17. En la cripta

Lo primero que pensó Kate (tras abrirse la puerta de la sala de techo alto iluminada por los cristales de las paredes, en cuyo centro, sobre un pedestal de piedra como si la estuviera esperando, estaba el libro, su libro) fue que, de todo lo ocurrido en los últimos días, eso (el hecho de que solo ella hubiera podido abrir la puerta) era con diferencia lo peor.

«Estamos metidos en un buen lío», se dijo.

Hamish la tiró al suelo para pasar delante.

—¡No!

Los dedos de Hamish se detuvieron a pocos centímetros de la cubierta de piel del libro. Se volvió hacia Kate, a quien Michael y Wallace, el enano de barba morena, estaban ayudando a ponerse en pie.

—¡¿No?!

—No puede tocarlo.

—Conque no puedo tocarlo, ¿eh? Ahora verás, marisabidill…

—Morirá.

Kate vio que Michael la miraba sin tener la menor idea de lo que estaba diciendo. Todo cuanto sabía era lo que le había dicho el doctor Pym: que Hamish no debía tocar el libro antes que ella.

—Estás mintiendo —repuso el rey con gesto burlón.

—El doctor Pym me dijo que Michael y yo somos los únicos que podemos cogerlo.

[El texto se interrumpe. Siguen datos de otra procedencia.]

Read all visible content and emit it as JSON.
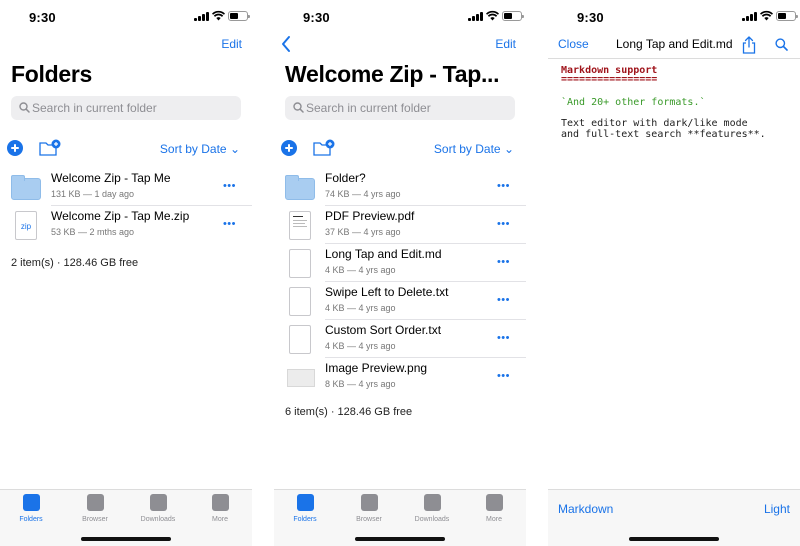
{
  "colors": {
    "accent": "#1a73e8",
    "folder": "#a9cdf1",
    "md_heading": "#a0151c",
    "md_code": "#3a9a2a"
  },
  "status": {
    "time": "9:30"
  },
  "screen1": {
    "edit_label": "Edit",
    "title": "Folders",
    "search_placeholder": "Search in current folder",
    "sort_label": "Sort by Date",
    "items": [
      {
        "name": "Welcome Zip - Tap Me",
        "meta": "131 KB — 1 day ago",
        "kind": "folder"
      },
      {
        "name": "Welcome Zip - Tap Me.zip",
        "meta": "53 KB — 2 mths ago",
        "kind": "zip",
        "thumb_label": "zip"
      }
    ],
    "footer": "2 item(s) · 128.46 GB free"
  },
  "screen2": {
    "edit_label": "Edit",
    "title": "Welcome Zip - Tap...",
    "search_placeholder": "Search in current folder",
    "sort_label": "Sort by Date",
    "items": [
      {
        "name": "Folder?",
        "meta": "74 KB — 4 yrs ago",
        "kind": "folder"
      },
      {
        "name": "PDF Preview.pdf",
        "meta": "37 KB — 4 yrs ago",
        "kind": "pdf"
      },
      {
        "name": "Long Tap and Edit.md",
        "meta": "4 KB — 4 yrs ago",
        "kind": "doc"
      },
      {
        "name": "Swipe Left to Delete.txt",
        "meta": "4 KB — 4 yrs ago",
        "kind": "doc"
      },
      {
        "name": "Custom Sort Order.txt",
        "meta": "4 KB — 4 yrs ago",
        "kind": "doc"
      },
      {
        "name": "Image Preview.png",
        "meta": "8 KB — 4 yrs ago",
        "kind": "image"
      }
    ],
    "footer": "6 item(s) · 128.46 GB free"
  },
  "screen3": {
    "close_label": "Close",
    "title": "Long Tap and Edit.md",
    "lines": [
      {
        "text": "Markdown support",
        "style": "h"
      },
      {
        "text": "================",
        "style": "h"
      },
      {
        "text": "`And 20+ other formats.`",
        "style": "g"
      },
      {
        "text": "Text editor with dark/like mode",
        "style": "t"
      },
      {
        "text": "and full-text search **features**.",
        "style": "t"
      }
    ],
    "bottom_left": "Markdown",
    "bottom_right": "Light"
  },
  "tabs": [
    {
      "label": "Folders",
      "icon": "folders-icon",
      "active": true
    },
    {
      "label": "Browser",
      "icon": "compass-icon",
      "active": false
    },
    {
      "label": "Downloads",
      "icon": "download-icon",
      "active": false
    },
    {
      "label": "More",
      "icon": "more-icon",
      "active": false
    }
  ]
}
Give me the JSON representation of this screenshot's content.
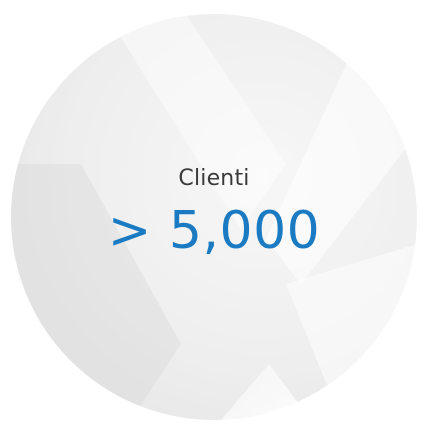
{
  "stat_card": {
    "caption": "Clienti",
    "value": "> 5,000"
  },
  "colors": {
    "value_text": "#1a7ac2",
    "caption_text": "#3a3a3a",
    "circle_background": "#eeeeee",
    "watermark": "#ffffff"
  },
  "icons": {
    "watermark": "x-logo-watermark-icon"
  }
}
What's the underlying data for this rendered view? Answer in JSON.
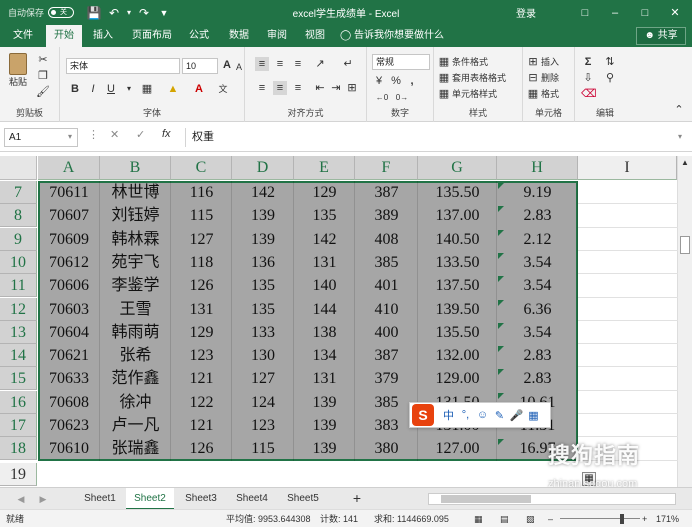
{
  "titlebar": {
    "autosave_label": "自动保存",
    "autosave_state": "关",
    "title": "excel学生成绩单  -  Excel",
    "login": "登录",
    "icons": [
      "save-icon",
      "undo-icon",
      "redo-icon",
      "qat-customize-icon",
      "restore-ribbon-icon",
      "minimize-icon",
      "maximize-icon",
      "close-icon"
    ]
  },
  "tabs": {
    "items": [
      "文件",
      "开始",
      "插入",
      "页面布局",
      "公式",
      "数据",
      "审阅",
      "视图"
    ],
    "active": "开始",
    "tell_me": "告诉我你想要做什么",
    "share": "共享"
  },
  "ribbon": {
    "clipboard": {
      "paste": "粘贴",
      "label": "剪贴板"
    },
    "font": {
      "name": "宋体",
      "size": "10",
      "bold": "B",
      "italic": "I",
      "underline": "U",
      "label": "字体"
    },
    "alignment": {
      "label": "对齐方式"
    },
    "number": {
      "format": "常规",
      "currency": "%",
      "comma": ",",
      "label": "数字"
    },
    "styles": {
      "conditional": "条件格式",
      "table": "套用表格格式",
      "cell": "单元格样式",
      "label": "样式"
    },
    "cells": {
      "insert": "插入",
      "delete": "删除",
      "format": "格式",
      "label": "单元格"
    },
    "editing": {
      "label": "编辑"
    }
  },
  "formula_bar": {
    "name_box": "A1",
    "formula": "权重"
  },
  "columns": [
    "A",
    "B",
    "C",
    "D",
    "E",
    "F",
    "G",
    "H",
    "I"
  ],
  "rows": [
    {
      "num": "7",
      "a": "70611",
      "b": "林世博",
      "c": "116",
      "d": "142",
      "e": "129",
      "f": "387",
      "g": "135.50",
      "h": "9.19"
    },
    {
      "num": "8",
      "a": "70607",
      "b": "刘钰婷",
      "c": "115",
      "d": "139",
      "e": "135",
      "f": "389",
      "g": "137.00",
      "h": "2.83"
    },
    {
      "num": "9",
      "a": "70609",
      "b": "韩林霖",
      "c": "127",
      "d": "139",
      "e": "142",
      "f": "408",
      "g": "140.50",
      "h": "2.12"
    },
    {
      "num": "10",
      "a": "70612",
      "b": "苑宇飞",
      "c": "118",
      "d": "136",
      "e": "131",
      "f": "385",
      "g": "133.50",
      "h": "3.54"
    },
    {
      "num": "11",
      "a": "70606",
      "b": "李鉴学",
      "c": "126",
      "d": "135",
      "e": "140",
      "f": "401",
      "g": "137.50",
      "h": "3.54"
    },
    {
      "num": "12",
      "a": "70603",
      "b": "王雪",
      "c": "131",
      "d": "135",
      "e": "144",
      "f": "410",
      "g": "139.50",
      "h": "6.36"
    },
    {
      "num": "13",
      "a": "70604",
      "b": "韩雨萌",
      "c": "129",
      "d": "133",
      "e": "138",
      "f": "400",
      "g": "135.50",
      "h": "3.54"
    },
    {
      "num": "14",
      "a": "70621",
      "b": "张希",
      "c": "123",
      "d": "130",
      "e": "134",
      "f": "387",
      "g": "132.00",
      "h": "2.83"
    },
    {
      "num": "15",
      "a": "70633",
      "b": "范作鑫",
      "c": "121",
      "d": "127",
      "e": "131",
      "f": "379",
      "g": "129.00",
      "h": "2.83"
    },
    {
      "num": "16",
      "a": "70608",
      "b": "徐冲",
      "c": "122",
      "d": "124",
      "e": "139",
      "f": "385",
      "g": "131.50",
      "h": "10.61"
    },
    {
      "num": "17",
      "a": "70623",
      "b": "卢一凡",
      "c": "121",
      "d": "123",
      "e": "139",
      "f": "383",
      "g": "131.00",
      "h": "11.31"
    },
    {
      "num": "18",
      "a": "70610",
      "b": "张瑞鑫",
      "c": "126",
      "d": "115",
      "e": "139",
      "f": "380",
      "g": "127.00",
      "h": "16.97"
    }
  ],
  "last_row_num": "19",
  "ime": {
    "logo": "S",
    "mode": "中"
  },
  "sheets": {
    "items": [
      "Sheet1",
      "Sheet2",
      "Sheet3",
      "Sheet4",
      "Sheet5"
    ],
    "active": "Sheet2",
    "add": "+"
  },
  "status": {
    "ready": "就绪",
    "average": "平均值: 9953.644308",
    "count": "计数: 141",
    "sum": "求和: 1144669.095",
    "zoom": "171%"
  },
  "watermark": {
    "text": "搜狗指南",
    "url": "zhinan.sogou.com"
  },
  "colors": {
    "accent": "#217346",
    "selection": "#a6a6a6"
  }
}
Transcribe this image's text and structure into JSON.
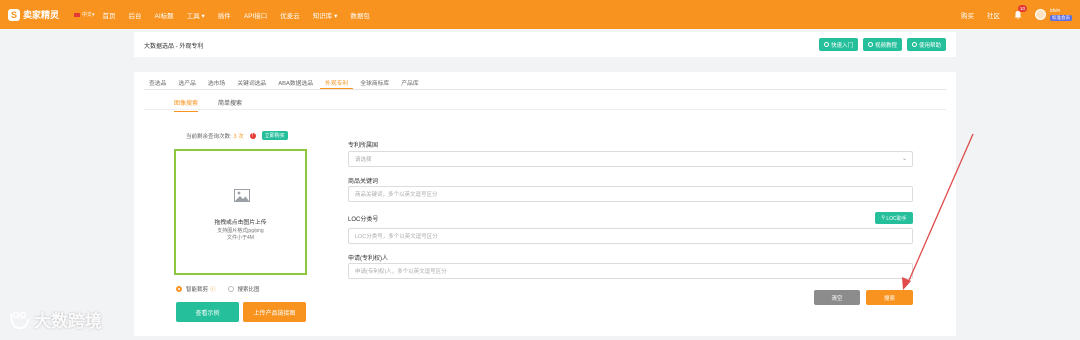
{
  "topbar": {
    "logo_glyph": "S",
    "logo_text": "卖家精灵",
    "lang": "中文",
    "nav": [
      "首页",
      "后台",
      "AI标题",
      "工具",
      "插件",
      "API接口",
      "优麦云",
      "知识库",
      "数据包"
    ],
    "nav_dropdown_marks": [
      "",
      "",
      "",
      "▾",
      "",
      "",
      "",
      "▾",
      ""
    ],
    "right_links": [
      "购买",
      "社区"
    ],
    "bell_count": "10",
    "username": "idvin",
    "user_badge": "标准会员"
  },
  "header": {
    "breadcrumb": "大数据选品 - 外观专利",
    "buttons": [
      "快速入门",
      "视频教程",
      "使用帮助"
    ]
  },
  "tabs": [
    "查选品",
    "选产品",
    "选市场",
    "关键词选品",
    "ABA数据选品",
    "外观专利",
    "全球商标库",
    "产品库"
  ],
  "active_tab_index": 5,
  "subtabs": [
    "图像搜索",
    "简单搜索"
  ],
  "quota": {
    "label": "当前剩余查询次数:",
    "count": "3 次",
    "warn_glyph": "!",
    "buy_label": "立即购买"
  },
  "upload": {
    "line1": "拖拽或点击图片上传",
    "line2": "支持图片格式jpg/png",
    "line3": "文件小于4M"
  },
  "radios": {
    "option1": "智能裁剪",
    "help_glyph": "ⓘ",
    "option2": "搜索比图"
  },
  "buttons": {
    "example": "查看示例",
    "upload_link": "上传产品链接图",
    "clear": "清空",
    "search": "搜索",
    "loc": "LOC助手"
  },
  "form": {
    "country_label": "专利所属国",
    "country_placeholder": "请选择",
    "keyword_label": "商品关键词",
    "keyword_placeholder": "商品关键词，多个以英文逗号区分",
    "loc_label": "LOC分类号",
    "loc_placeholder": "LOC分类号，多个以英文逗号区分",
    "applicant_label": "申请(专利权)人",
    "applicant_placeholder": "申请(专利权)人，多个以英文逗号区分"
  },
  "watermark": "大数跨境",
  "colors": {
    "brand_orange": "#f7931e",
    "teal": "#26bf9b",
    "upload_border": "#8dc63f",
    "arrow_red": "#e04a4a"
  }
}
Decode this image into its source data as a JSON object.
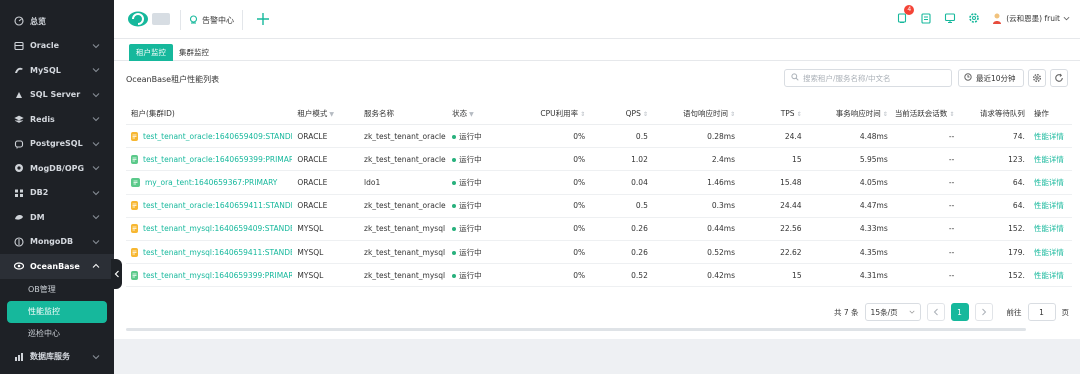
{
  "sidebar": {
    "items": [
      {
        "label": "总览",
        "icon": "dashboard-icon",
        "chevron": false
      },
      {
        "label": "Oracle",
        "icon": "database-icon",
        "chevron": true
      },
      {
        "label": "MySQL",
        "icon": "dolphin-icon",
        "chevron": true
      },
      {
        "label": "SQL Server",
        "icon": "sqlserver-icon",
        "chevron": true
      },
      {
        "label": "Redis",
        "icon": "redis-icon",
        "chevron": true
      },
      {
        "label": "PostgreSQL",
        "icon": "elephant-icon",
        "chevron": true
      },
      {
        "label": "MogDB/OPG",
        "icon": "mogdb-icon",
        "chevron": true
      },
      {
        "label": "DB2",
        "icon": "db2-icon",
        "chevron": true
      },
      {
        "label": "DM",
        "icon": "dm-icon",
        "chevron": true
      },
      {
        "label": "MongoDB",
        "icon": "leaf-icon",
        "chevron": true
      }
    ],
    "active_group": {
      "label": "OceanBase",
      "icon": "oceanbase-icon"
    },
    "sub_items": [
      {
        "label": "OB管理",
        "selected": false
      },
      {
        "label": "性能监控",
        "selected": true
      },
      {
        "label": "巡检中心",
        "selected": false
      }
    ],
    "bottom_item": {
      "label": "数据库服务",
      "icon": "service-icon"
    }
  },
  "topbar": {
    "alert_tab": "告警中心",
    "notification_count": "4",
    "user_name": "(云和恩墨) fruit"
  },
  "tabs": [
    {
      "label": "租户监控",
      "active": true
    },
    {
      "label": "集群监控",
      "active": false
    }
  ],
  "section_title": "OceanBase租户性能列表",
  "search": {
    "placeholder": "搜索租户/服务名称/中文名"
  },
  "time_range": "最近10分钟",
  "table": {
    "headers": [
      "租户(集群ID)",
      "租户模式",
      "服务名称",
      "状态",
      "CPU利用率",
      "QPS",
      "语句响应时间",
      "TPS",
      "事务响应时间",
      "当前活跃会话数",
      "请求等待队列",
      "操作"
    ],
    "rows": [
      {
        "tenant": "test_tenant_oracle:1640659409:STANDBY",
        "badge": "yellow",
        "mode": "ORACLE",
        "service": "zk_test_tenant_oracle",
        "status": "运行中",
        "cpu": "0%",
        "qps": "0.5",
        "stmt_rt": "0.28ms",
        "tps": "24.4",
        "trx_rt": "4.48ms",
        "sessions": "--",
        "queue": "74.",
        "action": "性能详情"
      },
      {
        "tenant": "test_tenant_oracle:1640659399:PRIMARY",
        "badge": "green",
        "mode": "ORACLE",
        "service": "zk_test_tenant_oracle",
        "status": "运行中",
        "cpu": "0%",
        "qps": "1.02",
        "stmt_rt": "2.4ms",
        "tps": "15",
        "trx_rt": "5.95ms",
        "sessions": "--",
        "queue": "123.",
        "action": "性能详情"
      },
      {
        "tenant": "my_ora_tent:1640659367:PRIMARY",
        "badge": "green",
        "mode": "ORACLE",
        "service": "ldo1",
        "status": "运行中",
        "cpu": "0%",
        "qps": "0.04",
        "stmt_rt": "1.46ms",
        "tps": "15.48",
        "trx_rt": "4.05ms",
        "sessions": "--",
        "queue": "64.",
        "action": "性能详情"
      },
      {
        "tenant": "test_tenant_oracle:1640659411:STANDBY",
        "badge": "yellow",
        "mode": "ORACLE",
        "service": "zk_test_tenant_oracle",
        "status": "运行中",
        "cpu": "0%",
        "qps": "0.5",
        "stmt_rt": "0.3ms",
        "tps": "24.44",
        "trx_rt": "4.47ms",
        "sessions": "--",
        "queue": "64.",
        "action": "性能详情"
      },
      {
        "tenant": "test_tenant_mysql:1640659409:STANDBY",
        "badge": "yellow",
        "mode": "MYSQL",
        "service": "zk_test_tenant_mysql",
        "status": "运行中",
        "cpu": "0%",
        "qps": "0.26",
        "stmt_rt": "0.44ms",
        "tps": "22.56",
        "trx_rt": "4.33ms",
        "sessions": "--",
        "queue": "152.",
        "action": "性能详情"
      },
      {
        "tenant": "test_tenant_mysql:1640659411:STANDBY",
        "badge": "yellow",
        "mode": "MYSQL",
        "service": "zk_test_tenant_mysql",
        "status": "运行中",
        "cpu": "0%",
        "qps": "0.26",
        "stmt_rt": "0.52ms",
        "tps": "22.62",
        "trx_rt": "4.35ms",
        "sessions": "--",
        "queue": "179.",
        "action": "性能详情"
      },
      {
        "tenant": "test_tenant_mysql:1640659399:PRIMARY",
        "badge": "green",
        "mode": "MYSQL",
        "service": "zk_test_tenant_mysql",
        "status": "运行中",
        "cpu": "0%",
        "qps": "0.52",
        "stmt_rt": "0.42ms",
        "tps": "15",
        "trx_rt": "4.31ms",
        "sessions": "--",
        "queue": "152.",
        "action": "性能详情"
      }
    ]
  },
  "pagination": {
    "total": "共 7 条",
    "page_size": "15条/页",
    "current_page": "1",
    "goto_label": "前往",
    "goto_value": "1",
    "page_suffix": "页"
  },
  "colors": {
    "accent": "#16b89c",
    "sidebar_bg": "#1e2126",
    "badge_yellow": "#f7b731",
    "badge_green": "#5bc98a",
    "alert_red": "#f44336"
  }
}
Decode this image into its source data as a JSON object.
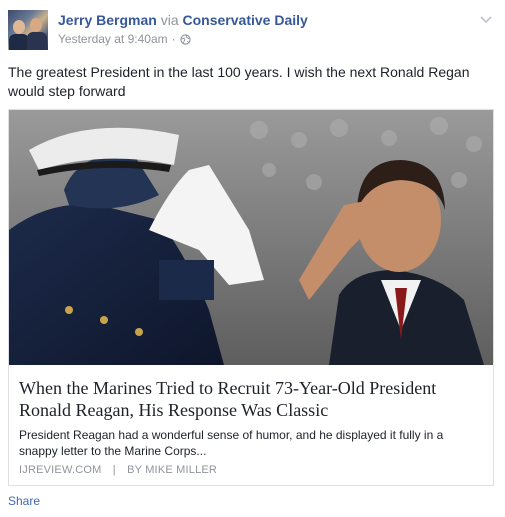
{
  "post": {
    "author_name": "Jerry Bergman",
    "via_text": "via",
    "page_name": "Conservative Daily",
    "timestamp": "Yesterday at 9:40am",
    "separator": "·",
    "message": "The greatest President in the last 100 years. I wish the next Ronald Regan would step forward",
    "icons": {
      "privacy": "globe-icon",
      "options": "chevron-down-icon"
    }
  },
  "link": {
    "title": "When the Marines Tried to Recruit 73-Year-Old President Ronald Reagan, His Response Was Classic",
    "description": "President Reagan had a wonderful sense of humor, and he displayed it fully in a snappy letter to the Marine Corps...",
    "domain": "IJREVIEW.COM",
    "separator": "|",
    "byline": "BY MIKE MILLER"
  },
  "actions": {
    "share_label": "Share"
  },
  "colors": {
    "link_blue": "#365899",
    "meta_gray": "#90949c",
    "action_blue": "#4267b2",
    "border": "#dddfe2"
  }
}
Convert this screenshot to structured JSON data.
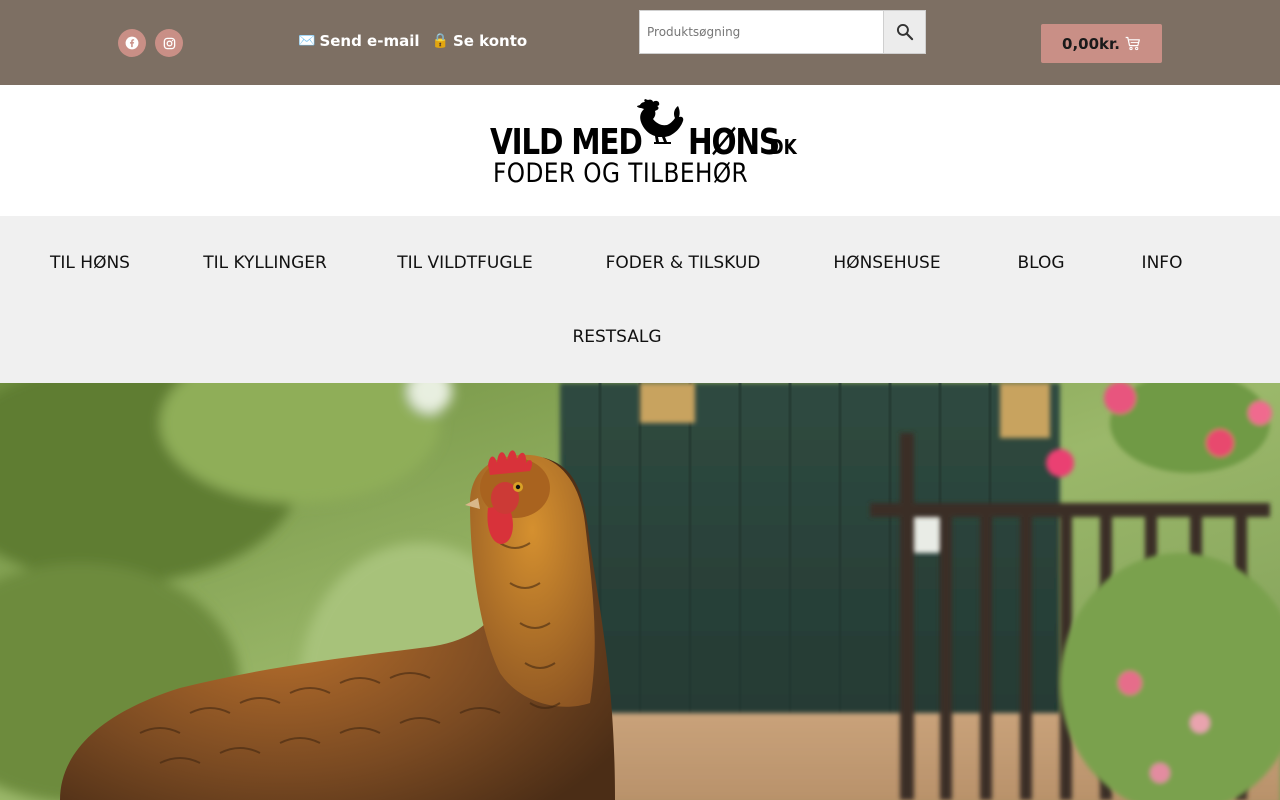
{
  "topbar": {
    "social": [
      {
        "name": "facebook",
        "icon": "facebook-icon"
      },
      {
        "name": "instagram",
        "icon": "instagram-icon"
      }
    ],
    "email_link": {
      "emoji": "✉️",
      "label": "Send e-mail"
    },
    "account_link": {
      "emoji": "🔒",
      "label": "Se konto"
    },
    "search": {
      "placeholder": "Produktsøgning",
      "value": "",
      "button_icon": "search-icon"
    },
    "cart": {
      "amount": "0,00kr.",
      "icon": "cart-icon"
    },
    "colors": {
      "bar": "#7d6f63",
      "accent": "#c98f86"
    }
  },
  "logo": {
    "word1": "VILD MED",
    "word2": "HØNS",
    "tld": ".DK",
    "tagline": "FODER OG TILBEHØR"
  },
  "nav": {
    "items": [
      {
        "label": "TIL HØNS"
      },
      {
        "label": "TIL KYLLINGER"
      },
      {
        "label": "TIL VILDTFUGLE"
      },
      {
        "label": "FODER & TILSKUD"
      },
      {
        "label": "HØNSEHUSE"
      },
      {
        "label": "BLOG"
      },
      {
        "label": "INFO"
      },
      {
        "label": "RESTSALG"
      }
    ]
  },
  "hero": {
    "image": "chicken-in-garden-photo"
  }
}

Pero si no me cree, adelante. Ya verá lo que le pasa. Bueno, no lo verá porque estará muerto. Pruébelo, pruébelo. —Se cruzó de brazos aparentando indiferencia.

Hamish miró alternativamente a Kate y luego el libro varias veces. Era obvio que lo quería a toda costa, pero al final masculló algo inaudible entre dientes. Un enano agarró a Kate por el brazo y la obligó a avanzar. Hamish se le acercó y notó el calor y la pestilencia de su aliento en la cara.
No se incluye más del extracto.